How to Alleviate the Burden on Hospital Staff Caused by Supplies-Related Problems 

At VUEMED, before we implement any system, we spend significant time assessing the pain points related to inventory management, clinical documentation, and supply chain. We work as a team in long-term partnerships with hospitals to resolve these problems by building internal automated systems and empowering hospital staff to gain control over their inventory. Our solutions relieve the burden on hospital staff by saving them time, stress, and frustration so they can focus on what matters most – PATIENT CARE. 

Here Are the Main Supplies-Related Problems We Typically See:

Lack of inventory visibility leads to:

  1. A lack of real-time information about on-hand availability and location of items. 
  2. Limited and unreliable data on clinical inventory transactions.
  3. Manual and ineffective expiration and recall management, putting patients at risk. 

Poor management of supplies orders leads to:

  1. Inefficient, time-consuming, and manual placement of product orders. 
  2. Unreliable or unavailable orders fulfillment status.
  3. Stress and skepticism among clinical staff, resulting in hoarding of supplies.

Cumbersome and error-prone clinical documentation leads to:

  1. Time-consuming manual and inaccurate entry of each item used.
  2. Discrepancies that result in delayed charge submissions.
  3. Unreliable demand signal for inventory replenishment and forecasting. 

Inadequate and inefficient storage space leads to:

  1. Disorganized and overcrowded supply rooms.
  2. Unmonitored identical supplies stored in multiple locations, causing redundancies. 
  3. Lack of trust in actual product availability and location.

How Are Clinical and Supply Chain Staff Impacted by These Problems?

The lack of inventory visibility and control creates a significant burden on hospital staff, which mostly falls into two categories – TIME DRAIN and STRESS, both of which lead to many other problems. 


Clinical and supply chain staff waste massive amounts of their precious TIME:

  • Manually counting inventory to know what needs to be reordered.
  • Placing and then following up on orders with supply chain and multiple vendors.
  • Checking for expired and/or recalled items.
  • Scrambling for last-minute substitutes when orders are delayed or products are on backorder, risking the cancelation of patient cases.
  • Manually auditing and typing in missing information (such as lot or serial number) for implants at the point of care, during billing, or for reordering consigned items.
  • Tracking consignment fulfillment and compliance.
  • Tracking items borrowed and returned between departments/cost centers.

And clinical and supply chain staff experience tremendous STRESS as a result of these chaotic and ineffective inventory management practices, leading to ANXIETY:

  • Over items not being in stock for procedures, resulting in reactive “just in case” ordering, thus causing overstocking, hoarding, and wasted supplies.
  • Over whether and when their supplies will be received and can the cases be performed as scheduled; no visibility on backorders.
  • Over not knowing which supplies are available due to clinical inventory being scattered across multiple locations in the hospital and mixed with trays and other supplies.
  • Over the fact that, typically, 95% of case carts are not accurate and are disconnected from preference cards.  


Our solution?

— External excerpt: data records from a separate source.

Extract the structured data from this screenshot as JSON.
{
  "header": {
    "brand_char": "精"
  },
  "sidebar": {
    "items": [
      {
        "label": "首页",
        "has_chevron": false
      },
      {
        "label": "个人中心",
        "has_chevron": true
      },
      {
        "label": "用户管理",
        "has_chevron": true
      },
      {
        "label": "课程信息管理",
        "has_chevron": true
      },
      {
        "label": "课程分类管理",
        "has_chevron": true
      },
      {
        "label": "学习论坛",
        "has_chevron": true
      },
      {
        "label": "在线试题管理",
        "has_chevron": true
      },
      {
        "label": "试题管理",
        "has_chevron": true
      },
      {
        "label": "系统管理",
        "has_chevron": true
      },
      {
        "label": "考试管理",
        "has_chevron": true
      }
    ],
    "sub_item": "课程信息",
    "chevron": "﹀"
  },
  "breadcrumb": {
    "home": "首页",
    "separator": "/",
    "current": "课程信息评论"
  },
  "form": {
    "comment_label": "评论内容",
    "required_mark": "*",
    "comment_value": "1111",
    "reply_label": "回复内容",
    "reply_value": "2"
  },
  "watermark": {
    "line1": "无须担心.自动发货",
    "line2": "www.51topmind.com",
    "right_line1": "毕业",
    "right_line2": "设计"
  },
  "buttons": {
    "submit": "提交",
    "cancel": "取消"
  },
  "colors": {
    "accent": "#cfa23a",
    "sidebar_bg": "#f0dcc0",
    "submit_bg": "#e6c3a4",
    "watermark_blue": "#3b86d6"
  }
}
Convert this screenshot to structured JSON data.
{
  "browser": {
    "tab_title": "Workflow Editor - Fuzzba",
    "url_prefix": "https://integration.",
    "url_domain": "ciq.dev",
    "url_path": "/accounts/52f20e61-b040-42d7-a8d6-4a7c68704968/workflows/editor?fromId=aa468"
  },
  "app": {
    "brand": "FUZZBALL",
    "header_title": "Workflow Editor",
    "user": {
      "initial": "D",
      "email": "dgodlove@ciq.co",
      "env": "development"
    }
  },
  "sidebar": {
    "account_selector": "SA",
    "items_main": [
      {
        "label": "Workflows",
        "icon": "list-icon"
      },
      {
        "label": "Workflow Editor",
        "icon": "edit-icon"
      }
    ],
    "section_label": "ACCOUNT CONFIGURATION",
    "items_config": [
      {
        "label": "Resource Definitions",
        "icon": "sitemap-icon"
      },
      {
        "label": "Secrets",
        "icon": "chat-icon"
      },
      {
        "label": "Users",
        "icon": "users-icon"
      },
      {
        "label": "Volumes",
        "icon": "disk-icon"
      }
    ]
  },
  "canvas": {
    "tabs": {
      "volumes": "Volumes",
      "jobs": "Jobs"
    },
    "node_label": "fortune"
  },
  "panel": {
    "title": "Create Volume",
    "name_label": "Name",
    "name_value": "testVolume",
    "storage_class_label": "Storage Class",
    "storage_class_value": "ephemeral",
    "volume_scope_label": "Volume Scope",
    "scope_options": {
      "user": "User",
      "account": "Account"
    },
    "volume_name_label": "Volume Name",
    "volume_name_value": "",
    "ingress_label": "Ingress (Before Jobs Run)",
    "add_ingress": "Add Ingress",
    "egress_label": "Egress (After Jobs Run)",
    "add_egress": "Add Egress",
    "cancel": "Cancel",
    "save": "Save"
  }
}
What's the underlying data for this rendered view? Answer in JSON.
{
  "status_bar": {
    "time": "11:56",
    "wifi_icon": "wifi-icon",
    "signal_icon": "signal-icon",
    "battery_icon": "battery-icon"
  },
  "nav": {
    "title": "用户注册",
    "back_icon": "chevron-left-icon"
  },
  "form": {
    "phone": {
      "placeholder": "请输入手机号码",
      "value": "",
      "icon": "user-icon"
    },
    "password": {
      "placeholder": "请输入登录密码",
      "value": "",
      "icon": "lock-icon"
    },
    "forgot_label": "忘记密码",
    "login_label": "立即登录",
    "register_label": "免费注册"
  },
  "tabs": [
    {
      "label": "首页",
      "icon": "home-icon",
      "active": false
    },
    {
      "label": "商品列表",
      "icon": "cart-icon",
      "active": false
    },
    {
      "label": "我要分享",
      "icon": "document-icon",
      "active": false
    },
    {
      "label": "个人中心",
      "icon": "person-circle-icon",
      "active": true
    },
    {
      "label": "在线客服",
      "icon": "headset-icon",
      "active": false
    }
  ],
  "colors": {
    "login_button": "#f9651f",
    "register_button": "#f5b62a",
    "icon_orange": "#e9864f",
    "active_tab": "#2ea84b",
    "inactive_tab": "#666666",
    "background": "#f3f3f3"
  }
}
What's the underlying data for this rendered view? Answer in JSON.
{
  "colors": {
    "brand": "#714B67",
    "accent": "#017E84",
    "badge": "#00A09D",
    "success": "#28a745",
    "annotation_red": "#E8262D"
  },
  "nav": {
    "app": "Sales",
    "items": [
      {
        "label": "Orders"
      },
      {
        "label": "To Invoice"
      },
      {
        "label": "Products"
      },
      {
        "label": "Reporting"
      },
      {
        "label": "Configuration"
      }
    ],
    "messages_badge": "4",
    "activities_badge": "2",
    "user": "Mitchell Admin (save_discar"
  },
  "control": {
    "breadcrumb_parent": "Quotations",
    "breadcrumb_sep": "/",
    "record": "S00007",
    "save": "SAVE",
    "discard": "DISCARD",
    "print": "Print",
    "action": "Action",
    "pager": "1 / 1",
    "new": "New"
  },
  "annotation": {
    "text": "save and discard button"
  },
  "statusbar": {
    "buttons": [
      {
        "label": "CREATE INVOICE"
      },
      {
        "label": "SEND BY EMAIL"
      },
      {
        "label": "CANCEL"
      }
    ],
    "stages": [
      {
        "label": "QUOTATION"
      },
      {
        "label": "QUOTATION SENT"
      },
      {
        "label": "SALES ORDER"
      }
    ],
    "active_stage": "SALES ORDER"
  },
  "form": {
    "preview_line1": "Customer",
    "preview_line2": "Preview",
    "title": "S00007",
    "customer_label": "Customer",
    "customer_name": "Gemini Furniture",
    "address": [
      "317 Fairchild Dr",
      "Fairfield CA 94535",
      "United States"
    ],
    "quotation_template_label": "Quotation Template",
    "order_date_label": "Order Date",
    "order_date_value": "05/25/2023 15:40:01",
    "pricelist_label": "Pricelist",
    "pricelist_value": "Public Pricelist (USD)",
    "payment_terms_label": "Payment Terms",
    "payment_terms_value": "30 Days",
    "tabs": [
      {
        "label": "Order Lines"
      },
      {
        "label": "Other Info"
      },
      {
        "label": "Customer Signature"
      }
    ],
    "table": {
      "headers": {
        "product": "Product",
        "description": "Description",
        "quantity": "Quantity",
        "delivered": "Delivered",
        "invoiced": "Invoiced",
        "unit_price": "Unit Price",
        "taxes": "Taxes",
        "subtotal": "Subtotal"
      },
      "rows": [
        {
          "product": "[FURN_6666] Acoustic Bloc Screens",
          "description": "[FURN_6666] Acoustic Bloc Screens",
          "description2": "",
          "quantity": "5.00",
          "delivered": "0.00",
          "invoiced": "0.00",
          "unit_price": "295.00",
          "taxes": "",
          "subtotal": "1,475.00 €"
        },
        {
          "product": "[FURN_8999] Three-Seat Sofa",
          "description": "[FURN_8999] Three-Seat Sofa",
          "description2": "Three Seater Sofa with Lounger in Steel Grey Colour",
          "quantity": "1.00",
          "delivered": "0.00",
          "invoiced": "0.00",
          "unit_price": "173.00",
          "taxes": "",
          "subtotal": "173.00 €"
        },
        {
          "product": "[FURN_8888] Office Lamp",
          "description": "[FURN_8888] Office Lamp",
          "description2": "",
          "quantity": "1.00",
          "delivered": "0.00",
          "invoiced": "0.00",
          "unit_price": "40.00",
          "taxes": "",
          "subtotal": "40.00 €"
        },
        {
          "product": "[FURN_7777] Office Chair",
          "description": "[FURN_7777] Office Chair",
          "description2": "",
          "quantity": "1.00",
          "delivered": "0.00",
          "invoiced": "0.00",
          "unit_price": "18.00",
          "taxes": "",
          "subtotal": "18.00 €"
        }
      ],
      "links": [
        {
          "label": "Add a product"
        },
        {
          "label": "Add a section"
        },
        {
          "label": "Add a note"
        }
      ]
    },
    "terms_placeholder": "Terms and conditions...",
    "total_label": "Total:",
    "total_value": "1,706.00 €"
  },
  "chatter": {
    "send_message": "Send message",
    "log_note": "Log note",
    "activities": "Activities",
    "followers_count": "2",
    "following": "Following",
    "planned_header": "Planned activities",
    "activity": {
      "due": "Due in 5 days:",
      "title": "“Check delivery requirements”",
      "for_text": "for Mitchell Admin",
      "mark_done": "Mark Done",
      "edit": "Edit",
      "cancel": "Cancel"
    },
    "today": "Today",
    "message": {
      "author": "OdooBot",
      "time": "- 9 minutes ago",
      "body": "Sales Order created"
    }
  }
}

Automation, automation, automation! Let’s eliminate the need for clinical staff to perform inventory-related functions and provide the tools to supply chain staff to be more effective and efficient.

  • Establish an automated, accurate, streamlined, and user-friendly UDI data capture process for each item used, including lot and serial number. This avoids non-value added work during and after each patient encounter, such as filling data gaps or correcting data entry errors.
  • Implement an automated perpetual inventory management solution – whether barcode scanning or RAIN RFID – to track supplies in real time from receipt to the point of care in each procedural department. This ensures visibility of on-hand status, automates the reordering process, and makes recall and expiration management fast and easy. 
  • Automatically capture UDI information for each inventory transaction to ensure appropriate accounting of delivered, transferred, and removed supplies, and accurate visibility of stock levels and reordering needs.
  • Ensure the continual upkeep of an accurate item master and its synchronization with clinical and financial systems. This is essential for reducing supply expenses, keeping a lean inventory, improving patient safety and outcomes, ensuring correct billing, having accurate analytics and reporting, and ensuring a clinically integrated supply chain.


Let’s fundamentally change the way inventory is managed, once and for all. Automation removes the likelihood of human error and markedly eases the burden on hospital staff. THEY DESERVE NOTHING LESS.